CUSIP No. 982345100 | 13D | Page 2 of 4 Pages |
1 | NAME OF REPORTING PERSON Joseph H. Moglia | |
2 | CHECK THE APPROPRIATE BOX IF A MEMBER OF A GROUP | (a) (b) |
3 | SEC USE ONLY | |
4 | SOURCE OF FUNDS PF | |
5 | CHECK IF DISCLOSURE OF LEGAL PROCEEDINGS IS REQUIRED PURSUANT TO ITEM 2(d) OR 2(e) | |
6 | CITIZENSHIP OR PLACE OF ORGANIZATION United States of America | |
NUMBER OF SHARES BENEFICIALLY OWNED BY EACH REPORTING PERSON WITH | 7 | Sole Voting Power 0 |
8 | Shared Voting Power 0 |
9 | Sole Dispositive Power 0 |
10 | Shared Dispositive Power 0 |
11 | AGGREGATE AMOUNT BENEFICIALLY OWNED BY EACH REPORTING PERSON 0 |
12 | CHECK IF THE AGGREGATE AMOUNT IN ROW (11) EXCLUDES CERTAIN SHARES | |
13 | PERCENT OF CLASS REPRESENTED BY AMOUNT IN ROW (11) 0% | |
14 | TYPE OF REPORTING PERSON IN | |
| | | | |
CUSIP No. 982345100 | 13D | Page 3 of 4 Pages |
This Amendment No. 1 (this “Amendment”) amends and supplements the Schedule 13D filed on September 12, 2019 (the “Original Schedule 13D” and, as amended and supplemented by this Amendment, this “Statement”). Capitalized terms used in this Amendment and not otherwise defined shall have the same meanings ascribed to them in the Original Schedule 13D.
| Item 4. | Purpose of Transaction. |
This Amendment amends Item 4 of the Original Schedule 13D to include the following after the final paragraph thereof:
On December 30, 2020, Mr. Moglia sold 1,165,877 shares of the Common Stock to certain stockholders of the Company in a privately negotiated transaction at a price of $0.20 per share for total proceeds of $233,175.40.
| Item 5. | Interest in Securities of the Issuer. |
This Amendment amends Item 5 of the Original Schedule 13D in its entirety as set forth below:
(a) Mr. Moglia beneficially owns in the aggregate 0 shares of Common Stock, which represents approximately 0% of the Company’s outstanding shares of Common Stock.
The percentage ownership of shares of Common Stock set forth in this Statement is based on the 19,839,777 shares of Common Stock reported by the Company as outstanding as of November 12, 2020 in the Company’s Quarterly Report on Form 10-Q for the quarter ended September 30, 2020.
(b) Mr. Moglia beneficially owns, and has the sole power to direct the voting and disposition of, the shares of Common Stock disclosed as beneficially owned by Mr.
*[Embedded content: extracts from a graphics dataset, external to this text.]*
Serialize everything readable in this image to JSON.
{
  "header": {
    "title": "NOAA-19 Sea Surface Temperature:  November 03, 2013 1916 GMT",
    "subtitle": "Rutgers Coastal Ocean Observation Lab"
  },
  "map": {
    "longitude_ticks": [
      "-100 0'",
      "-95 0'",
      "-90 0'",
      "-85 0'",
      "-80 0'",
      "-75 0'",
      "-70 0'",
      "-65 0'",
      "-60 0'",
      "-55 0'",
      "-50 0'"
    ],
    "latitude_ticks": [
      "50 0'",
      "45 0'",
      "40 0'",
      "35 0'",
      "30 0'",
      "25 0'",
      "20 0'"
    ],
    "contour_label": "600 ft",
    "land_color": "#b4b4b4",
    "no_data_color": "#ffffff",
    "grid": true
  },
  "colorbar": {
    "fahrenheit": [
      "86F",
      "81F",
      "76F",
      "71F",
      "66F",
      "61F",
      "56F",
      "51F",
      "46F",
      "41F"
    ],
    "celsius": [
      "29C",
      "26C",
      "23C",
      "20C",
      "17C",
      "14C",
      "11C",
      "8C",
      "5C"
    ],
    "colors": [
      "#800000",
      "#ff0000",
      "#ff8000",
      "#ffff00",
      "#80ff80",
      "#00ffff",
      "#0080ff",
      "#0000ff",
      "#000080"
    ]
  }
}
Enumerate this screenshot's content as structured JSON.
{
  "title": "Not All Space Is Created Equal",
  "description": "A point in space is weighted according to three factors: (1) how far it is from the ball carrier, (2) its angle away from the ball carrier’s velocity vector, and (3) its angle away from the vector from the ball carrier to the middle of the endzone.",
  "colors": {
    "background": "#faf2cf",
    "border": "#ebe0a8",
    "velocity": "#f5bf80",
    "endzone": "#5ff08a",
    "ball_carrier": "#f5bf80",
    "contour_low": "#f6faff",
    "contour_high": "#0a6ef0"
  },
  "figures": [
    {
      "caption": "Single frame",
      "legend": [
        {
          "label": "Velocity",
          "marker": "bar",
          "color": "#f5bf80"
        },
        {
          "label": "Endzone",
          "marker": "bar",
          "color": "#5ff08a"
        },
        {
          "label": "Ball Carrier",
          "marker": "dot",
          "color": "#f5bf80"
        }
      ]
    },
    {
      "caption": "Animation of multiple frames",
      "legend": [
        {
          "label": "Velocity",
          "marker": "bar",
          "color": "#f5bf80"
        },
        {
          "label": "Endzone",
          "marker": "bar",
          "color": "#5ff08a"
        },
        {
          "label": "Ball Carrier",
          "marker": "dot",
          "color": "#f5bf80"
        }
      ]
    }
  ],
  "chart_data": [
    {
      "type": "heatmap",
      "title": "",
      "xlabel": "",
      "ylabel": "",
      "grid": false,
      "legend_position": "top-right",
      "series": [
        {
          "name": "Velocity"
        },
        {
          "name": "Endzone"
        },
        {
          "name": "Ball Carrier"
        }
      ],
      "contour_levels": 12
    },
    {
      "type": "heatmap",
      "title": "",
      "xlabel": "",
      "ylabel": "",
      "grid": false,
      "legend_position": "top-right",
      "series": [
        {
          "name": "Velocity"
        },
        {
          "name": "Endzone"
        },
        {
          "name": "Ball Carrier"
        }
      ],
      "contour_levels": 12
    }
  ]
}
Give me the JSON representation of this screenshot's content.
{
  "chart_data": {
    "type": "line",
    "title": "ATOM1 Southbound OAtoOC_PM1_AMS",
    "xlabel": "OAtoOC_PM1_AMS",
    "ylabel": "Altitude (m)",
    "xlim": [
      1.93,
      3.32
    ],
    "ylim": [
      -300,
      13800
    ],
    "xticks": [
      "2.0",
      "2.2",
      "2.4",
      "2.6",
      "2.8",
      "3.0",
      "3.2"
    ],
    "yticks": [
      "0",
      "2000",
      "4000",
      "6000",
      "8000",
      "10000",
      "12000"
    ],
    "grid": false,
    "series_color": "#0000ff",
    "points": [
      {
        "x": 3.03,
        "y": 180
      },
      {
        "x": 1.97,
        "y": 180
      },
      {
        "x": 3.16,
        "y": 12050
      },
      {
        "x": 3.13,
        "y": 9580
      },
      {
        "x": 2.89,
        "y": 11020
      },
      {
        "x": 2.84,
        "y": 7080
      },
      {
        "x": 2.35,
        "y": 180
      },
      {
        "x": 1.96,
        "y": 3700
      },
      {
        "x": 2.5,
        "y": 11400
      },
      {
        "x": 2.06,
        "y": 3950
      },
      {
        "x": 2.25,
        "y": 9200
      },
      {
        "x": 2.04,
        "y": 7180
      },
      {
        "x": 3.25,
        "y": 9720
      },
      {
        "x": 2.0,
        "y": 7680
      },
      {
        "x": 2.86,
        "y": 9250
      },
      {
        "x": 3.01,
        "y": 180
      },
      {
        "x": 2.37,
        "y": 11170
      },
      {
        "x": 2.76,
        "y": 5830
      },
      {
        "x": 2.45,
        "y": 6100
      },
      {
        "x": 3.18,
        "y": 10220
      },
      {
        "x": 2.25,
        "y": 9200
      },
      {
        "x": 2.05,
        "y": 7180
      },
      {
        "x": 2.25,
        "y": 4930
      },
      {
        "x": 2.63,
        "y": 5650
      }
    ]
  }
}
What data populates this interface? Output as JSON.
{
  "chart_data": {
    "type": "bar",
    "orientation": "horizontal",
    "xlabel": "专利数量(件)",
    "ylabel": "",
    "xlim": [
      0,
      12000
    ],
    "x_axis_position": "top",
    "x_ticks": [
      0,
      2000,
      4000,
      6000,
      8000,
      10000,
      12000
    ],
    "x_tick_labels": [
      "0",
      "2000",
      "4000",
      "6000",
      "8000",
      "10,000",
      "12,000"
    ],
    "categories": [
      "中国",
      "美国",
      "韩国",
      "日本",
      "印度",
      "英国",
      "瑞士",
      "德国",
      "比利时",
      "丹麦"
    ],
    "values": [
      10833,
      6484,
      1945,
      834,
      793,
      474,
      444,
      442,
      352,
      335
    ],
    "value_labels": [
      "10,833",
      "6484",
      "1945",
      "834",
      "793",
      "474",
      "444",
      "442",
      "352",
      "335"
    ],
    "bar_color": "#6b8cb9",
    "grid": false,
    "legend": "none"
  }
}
Moglia in this Statement.
(c) Other than the privately negotiated transaction described in Item 4 above, no other transactions have been effected by Mr. Moglia in the Common Stock during the past 60 days.
(d) Not applicable.
(e) As a result of the privately negotiated transaction described herein, on December 30, 2020, Mr. Moglia ceased to be a beneficial owner of more than five percent of the Common Stock. Accordingly, this Amendment represents the final amendment to the Original Schedule 13D and constitutes an exit filing for Mr. Moglia.
| Item 6. | Contracts, Arrangements, Understandings or Relationships With Respect to Securities of the Issuer. |
The information set forth in Item 4 above is incorporated herein by reference.
CUSIP No. 982345100 | 13D | Page 4 of 4 Pages |
SIGNATURE
After reasonable inquiry and to the best of my knowledge and belief, I certify that the information set forth in this Statement is true, complete and correct.